La semaine politique

Bonjour la police!
Si vous avez échappé des petits bouts de cette histoire de fabrication de preuves par des policiers montréalais, cette semaine, difficile de vous blâmer. SQ, SPVM, BEI... Pas toujours facile à suivre. Mais, Dieu merci, le chef du PQ, Jean-François Lisée, a mis à profit son grand talent de communicateur pour synthétiser l'affaire dans un résumé limpide : «Lorsque la police enquête sur la police, et d'autant plus lorsqu'une des polices a participé à l'enquête sous enquête par sa propre police...» Et la lumière fut. Plus d'excuses de ne pas s'y retrouver. Grand merci, M. Lisée.
Couper court
Le lapsus est facile à commettre. Mais il a une plus-value venant de la ministre de la Justice, Stéphanie Vallée, au coeur de l'interminable dossier de la laïcité. Elle a expliqué cette semaine, dans les couloirs de l'Assemblée nationale, qu'elle n'intégrait pas toutes les propositions du PQ à l'un de ses projets de loi. Cela parce qu'il fallait, selon elle, «circoncire» le débat. Elle voulait bien évidemment dire «circonscrire». C'est fou ce que deux petites lettres peuvent faire à un mot...
La mise de Côté
La «position Frost»
Le premier ministre Philippe Couillard a mis de côté les sentences latines cette semaine. Il s'est même un peu laissé aller, sans doute lassé par l'insistance du caquiste François Legault à lui demander d'agir pour que le Québec obtienne «sa part» d'Ottawa en transferts en santé. «Les gens à Ottawa doivent avoir les genoux qui s'entrechoquent à entendre notre collègue», a commencé par ironiser M. Couillard.
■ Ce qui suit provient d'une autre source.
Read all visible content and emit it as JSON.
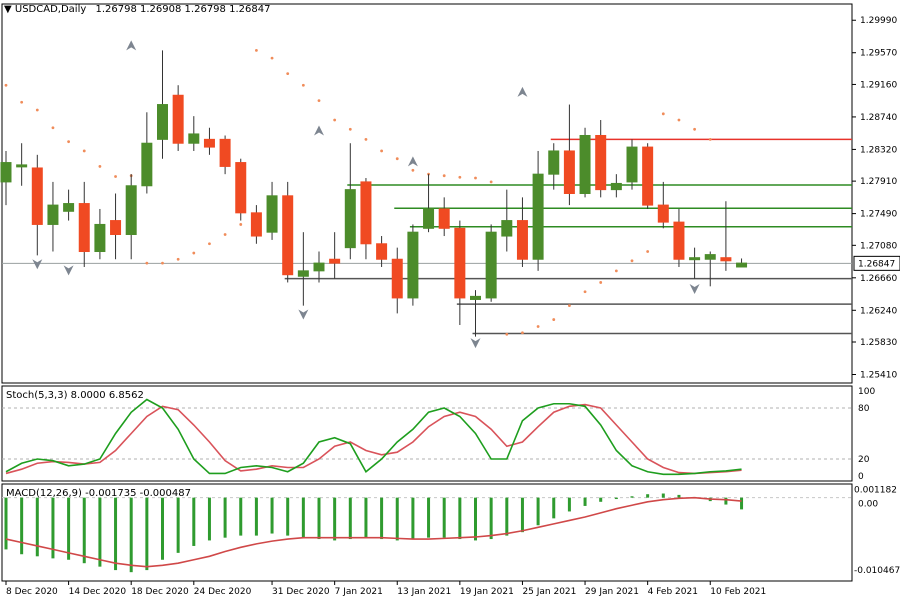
{
  "chart_data": [
    {
      "type": "candlestick",
      "title": "USDCAD,Daily",
      "ohlc_header": [
        "1.26798",
        "1.26908",
        "1.26798",
        "1.26847"
      ],
      "last_price_label": "1.26847",
      "ylim": [
        1.253,
        1.302
      ],
      "y_ticks": [
        "1.29990",
        "1.29570",
        "1.29160",
        "1.28740",
        "1.28320",
        "1.27910",
        "1.27490",
        "1.27080",
        "1.26660",
        "1.26240",
        "1.25830",
        "1.25410"
      ],
      "x_tick_labels": [
        "8 Dec 2020",
        "14 Dec 2020",
        "18 Dec 2020",
        "24 Dec 2020",
        "31 Dec 2020",
        "7 Jan 2021",
        "13 Jan 2021",
        "19 Jan 2021",
        "25 Jan 2021",
        "29 Jan 2021",
        "4 Feb 2021",
        "10 Feb 2021"
      ],
      "candles": [
        {
          "o": 1.279,
          "h": 1.283,
          "l": 1.276,
          "c": 1.2815
        },
        {
          "o": 1.281,
          "h": 1.284,
          "l": 1.2785,
          "c": 1.2812
        },
        {
          "o": 1.2808,
          "h": 1.2825,
          "l": 1.2695,
          "c": 1.2735
        },
        {
          "o": 1.2735,
          "h": 1.279,
          "l": 1.27,
          "c": 1.276
        },
        {
          "o": 1.2752,
          "h": 1.278,
          "l": 1.274,
          "c": 1.2762
        },
        {
          "o": 1.2762,
          "h": 1.279,
          "l": 1.268,
          "c": 1.27
        },
        {
          "o": 1.27,
          "h": 1.2755,
          "l": 1.269,
          "c": 1.2735
        },
        {
          "o": 1.274,
          "h": 1.2775,
          "l": 1.269,
          "c": 1.2722
        },
        {
          "o": 1.2722,
          "h": 1.28,
          "l": 1.269,
          "c": 1.2785
        },
        {
          "o": 1.2785,
          "h": 1.288,
          "l": 1.2775,
          "c": 1.284
        },
        {
          "o": 1.2845,
          "h": 1.296,
          "l": 1.282,
          "c": 1.289
        },
        {
          "o": 1.2902,
          "h": 1.2915,
          "l": 1.283,
          "c": 1.284
        },
        {
          "o": 1.284,
          "h": 1.2875,
          "l": 1.283,
          "c": 1.2852
        },
        {
          "o": 1.2845,
          "h": 1.286,
          "l": 1.2825,
          "c": 1.2835
        },
        {
          "o": 1.2845,
          "h": 1.285,
          "l": 1.28,
          "c": 1.281
        },
        {
          "o": 1.2815,
          "h": 1.282,
          "l": 1.274,
          "c": 1.275
        },
        {
          "o": 1.275,
          "h": 1.276,
          "l": 1.271,
          "c": 1.272
        },
        {
          "o": 1.2725,
          "h": 1.279,
          "l": 1.2715,
          "c": 1.2772
        },
        {
          "o": 1.2772,
          "h": 1.279,
          "l": 1.266,
          "c": 1.267
        },
        {
          "o": 1.2668,
          "h": 1.2725,
          "l": 1.263,
          "c": 1.2675
        },
        {
          "o": 1.2675,
          "h": 1.27,
          "l": 1.266,
          "c": 1.2685
        },
        {
          "o": 1.269,
          "h": 1.2725,
          "l": 1.2665,
          "c": 1.2685
        },
        {
          "o": 1.2705,
          "h": 1.284,
          "l": 1.269,
          "c": 1.278
        },
        {
          "o": 1.279,
          "h": 1.2795,
          "l": 1.269,
          "c": 1.271
        },
        {
          "o": 1.271,
          "h": 1.272,
          "l": 1.268,
          "c": 1.269
        },
        {
          "o": 1.269,
          "h": 1.2705,
          "l": 1.262,
          "c": 1.264
        },
        {
          "o": 1.264,
          "h": 1.2735,
          "l": 1.263,
          "c": 1.2725
        },
        {
          "o": 1.273,
          "h": 1.28,
          "l": 1.2725,
          "c": 1.2755
        },
        {
          "o": 1.2755,
          "h": 1.277,
          "l": 1.272,
          "c": 1.273
        },
        {
          "o": 1.273,
          "h": 1.274,
          "l": 1.2605,
          "c": 1.264
        },
        {
          "o": 1.2638,
          "h": 1.265,
          "l": 1.259,
          "c": 1.2642
        },
        {
          "o": 1.264,
          "h": 1.2735,
          "l": 1.2635,
          "c": 1.2725
        },
        {
          "o": 1.272,
          "h": 1.278,
          "l": 1.27,
          "c": 1.274
        },
        {
          "o": 1.274,
          "h": 1.277,
          "l": 1.268,
          "c": 1.269
        },
        {
          "o": 1.269,
          "h": 1.283,
          "l": 1.2675,
          "c": 1.28
        },
        {
          "o": 1.28,
          "h": 1.284,
          "l": 1.278,
          "c": 1.283
        },
        {
          "o": 1.283,
          "h": 1.289,
          "l": 1.276,
          "c": 1.2775
        },
        {
          "o": 1.2775,
          "h": 1.286,
          "l": 1.277,
          "c": 1.285
        },
        {
          "o": 1.285,
          "h": 1.287,
          "l": 1.277,
          "c": 1.278
        },
        {
          "o": 1.278,
          "h": 1.28,
          "l": 1.277,
          "c": 1.2788
        },
        {
          "o": 1.279,
          "h": 1.2845,
          "l": 1.278,
          "c": 1.2835
        },
        {
          "o": 1.2835,
          "h": 1.284,
          "l": 1.2755,
          "c": 1.276
        },
        {
          "o": 1.276,
          "h": 1.279,
          "l": 1.273,
          "c": 1.2738
        },
        {
          "o": 1.2738,
          "h": 1.2755,
          "l": 1.268,
          "c": 1.269
        },
        {
          "o": 1.269,
          "h": 1.2705,
          "l": 1.2665,
          "c": 1.2692
        },
        {
          "o": 1.269,
          "h": 1.27,
          "l": 1.2655,
          "c": 1.2696
        },
        {
          "o": 1.2692,
          "h": 1.2765,
          "l": 1.2675,
          "c": 1.2688
        },
        {
          "o": 1.268,
          "h": 1.2691,
          "l": 1.268,
          "c": 1.2685
        }
      ],
      "sar": [
        [
          0,
          1.2915
        ],
        [
          1,
          1.2893
        ],
        [
          2,
          1.2883
        ],
        [
          3,
          1.286
        ],
        [
          4,
          1.2842
        ],
        [
          5,
          1.283
        ],
        [
          6,
          1.281
        ],
        [
          7,
          1.2797
        ],
        [
          8,
          1.2798
        ],
        [
          9,
          1.2685
        ],
        [
          10,
          1.2685
        ],
        [
          11,
          1.269
        ],
        [
          12,
          1.2698
        ],
        [
          13,
          1.271
        ],
        [
          14,
          1.2722
        ],
        [
          15,
          1.2735
        ],
        [
          16,
          1.296
        ],
        [
          17,
          1.295
        ],
        [
          18,
          1.293
        ],
        [
          19,
          1.2915
        ],
        [
          20,
          1.2895
        ],
        [
          21,
          1.287
        ],
        [
          22,
          1.2858
        ],
        [
          23,
          1.2845
        ],
        [
          24,
          1.283
        ],
        [
          25,
          1.282
        ],
        [
          26,
          1.2805
        ],
        [
          27,
          1.28
        ],
        [
          28,
          1.2798
        ],
        [
          29,
          1.2796
        ],
        [
          30,
          1.2795
        ],
        [
          31,
          1.279
        ],
        [
          32,
          1.2593
        ],
        [
          33,
          1.2595
        ],
        [
          34,
          1.2603
        ],
        [
          35,
          1.2612
        ],
        [
          36,
          1.263
        ],
        [
          37,
          1.2648
        ],
        [
          38,
          1.266
        ],
        [
          39,
          1.2675
        ],
        [
          40,
          1.2688
        ],
        [
          41,
          1.27
        ],
        [
          42,
          1.2878
        ],
        [
          43,
          1.287
        ],
        [
          44,
          1.2858
        ],
        [
          45,
          1.2845
        ]
      ],
      "fractals_up": [
        [
          8,
          1.296
        ],
        [
          20,
          1.285
        ],
        [
          26,
          1.281
        ],
        [
          33,
          1.29
        ]
      ],
      "fractals_down": [
        [
          2,
          1.269
        ],
        [
          4,
          1.2682
        ],
        [
          19,
          1.2625
        ],
        [
          30,
          1.2588
        ],
        [
          44,
          1.2658
        ]
      ],
      "horizontal_levels": [
        {
          "price": 1.2845,
          "color": "#e8322a",
          "from": 35
        },
        {
          "price": 1.2786,
          "color": "#2e8b22",
          "from": 22
        },
        {
          "price": 1.2756,
          "color": "#2e8b22",
          "from": 25
        },
        {
          "price": 1.2732,
          "color": "#2e8b22",
          "from": 26
        },
        {
          "price": 1.2665,
          "color": "#555555",
          "from": 18
        },
        {
          "price": 1.2632,
          "color": "#555555",
          "from": 29
        },
        {
          "price": 1.2594,
          "color": "#555555",
          "from": 30
        }
      ],
      "colors": {
        "bull": "#4c8c2b",
        "bear": "#f04a22",
        "sar": "#f08c5a",
        "current_line": "#9aa0a0"
      }
    },
    {
      "type": "line",
      "title": "Stoch(5,3,3) 8.0000 6.8562",
      "ylim": [
        0,
        100
      ],
      "levels": [
        20,
        80
      ],
      "y_ticks": [
        "100",
        "80",
        "20",
        "0"
      ],
      "series": [
        {
          "name": "%K",
          "color": "#1e9e1e",
          "values": [
            5,
            15,
            20,
            18,
            12,
            14,
            20,
            50,
            75,
            90,
            80,
            55,
            20,
            3,
            3,
            10,
            12,
            10,
            5,
            15,
            40,
            45,
            38,
            5,
            20,
            40,
            55,
            75,
            80,
            70,
            50,
            20,
            20,
            65,
            80,
            85,
            85,
            82,
            60,
            30,
            12,
            5,
            2,
            2,
            3,
            5,
            6,
            8
          ]
        },
        {
          "name": "%D",
          "color": "#d9535a",
          "values": [
            3,
            8,
            15,
            17,
            16,
            14,
            16,
            30,
            50,
            70,
            82,
            78,
            60,
            40,
            18,
            6,
            8,
            12,
            10,
            10,
            20,
            35,
            40,
            30,
            25,
            28,
            40,
            58,
            70,
            75,
            70,
            55,
            35,
            40,
            58,
            75,
            82,
            84,
            80,
            60,
            40,
            20,
            10,
            4,
            3,
            4,
            5,
            6.8562
          ]
        }
      ]
    },
    {
      "type": "bar",
      "title": "MACD(12,26,9) -0.001735 -0.000487",
      "ylim": [
        -0.0115,
        0.0014
      ],
      "y_ticks": [
        "0.001182",
        "0.00",
        "-0.010467"
      ],
      "series": [
        {
          "name": "MACD",
          "color": "#2f9b2f",
          "values": [
            -0.0075,
            -0.0082,
            -0.0085,
            -0.0088,
            -0.009,
            -0.0095,
            -0.01,
            -0.0105,
            -0.0108,
            -0.0105,
            -0.009,
            -0.008,
            -0.007,
            -0.0062,
            -0.0058,
            -0.0055,
            -0.0055,
            -0.0052,
            -0.0055,
            -0.0058,
            -0.006,
            -0.0062,
            -0.006,
            -0.0058,
            -0.006,
            -0.0062,
            -0.006,
            -0.0058,
            -0.0058,
            -0.006,
            -0.0062,
            -0.006,
            -0.0055,
            -0.005,
            -0.004,
            -0.003,
            -0.002,
            -0.0012,
            -0.0006,
            -0.0002,
            0.0002,
            0.0005,
            0.0006,
            0.0004,
            0.0001,
            -0.0005,
            -0.001,
            -0.0017
          ]
        },
        {
          "name": "Signal",
          "color": "#d04848",
          "values": [
            -0.006,
            -0.0065,
            -0.007,
            -0.0075,
            -0.008,
            -0.0085,
            -0.009,
            -0.0095,
            -0.0098,
            -0.01,
            -0.0098,
            -0.0095,
            -0.009,
            -0.0085,
            -0.0078,
            -0.0072,
            -0.0067,
            -0.0063,
            -0.006,
            -0.0058,
            -0.0058,
            -0.0058,
            -0.0058,
            -0.0058,
            -0.0058,
            -0.0059,
            -0.006,
            -0.006,
            -0.0059,
            -0.0058,
            -0.0057,
            -0.0055,
            -0.0052,
            -0.0048,
            -0.0043,
            -0.0038,
            -0.0033,
            -0.0028,
            -0.0022,
            -0.0016,
            -0.0011,
            -0.0006,
            -0.0003,
            -0.0001,
            0.0,
            -0.0002,
            -0.0003,
            -0.0005
          ]
        }
      ]
    }
  ]
}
Le meilleur était cependant à venir : «La fédération canadienne est largement bénéfique pour le Québec. Alors, c'est la réalité. Et je sais bien que mon collègue n'est pas capable... il dit qu'il veut que le Québec reste dans le Canada, mais il n'est pas fédéraliste. Ça, ça s'appelle la position Frost. Assis sur la clôture Frost, ça pique en tabarnouche...» Aille!
Ah, la nostalgie...
C'était mieux avant. On le sait. Le caquiste et ancien péquiste François Legault en connaît un bout sur le Parti québécois. On le sait aussi. S'ennuie-t-il parfois? Est-il un brin nostalgique? Mardi, alors que le premier ministre Couillard venait de répondre à l'une de ses questions, M. Legault a fait rire les parlementaires péquistes. Personne n'a trop compris pourquoi - M. Couillard venait de défendre les vertus du fédéralisme canadien -, mais le fait est que le chef caquiste a soudainement accusé le chef du gouvernement de sortir «des vieilles lignes du temps du PQ». Le président de l'Assemblée nationale a apaisé toute l'assemblée en laissant entendre que tous étaient sans doute nostalgiques. De quoi, au juste? Ça, on ne le sait pas. Sur le fond, qu'est-ce que la nostalgie? Le bonheur d'être triste?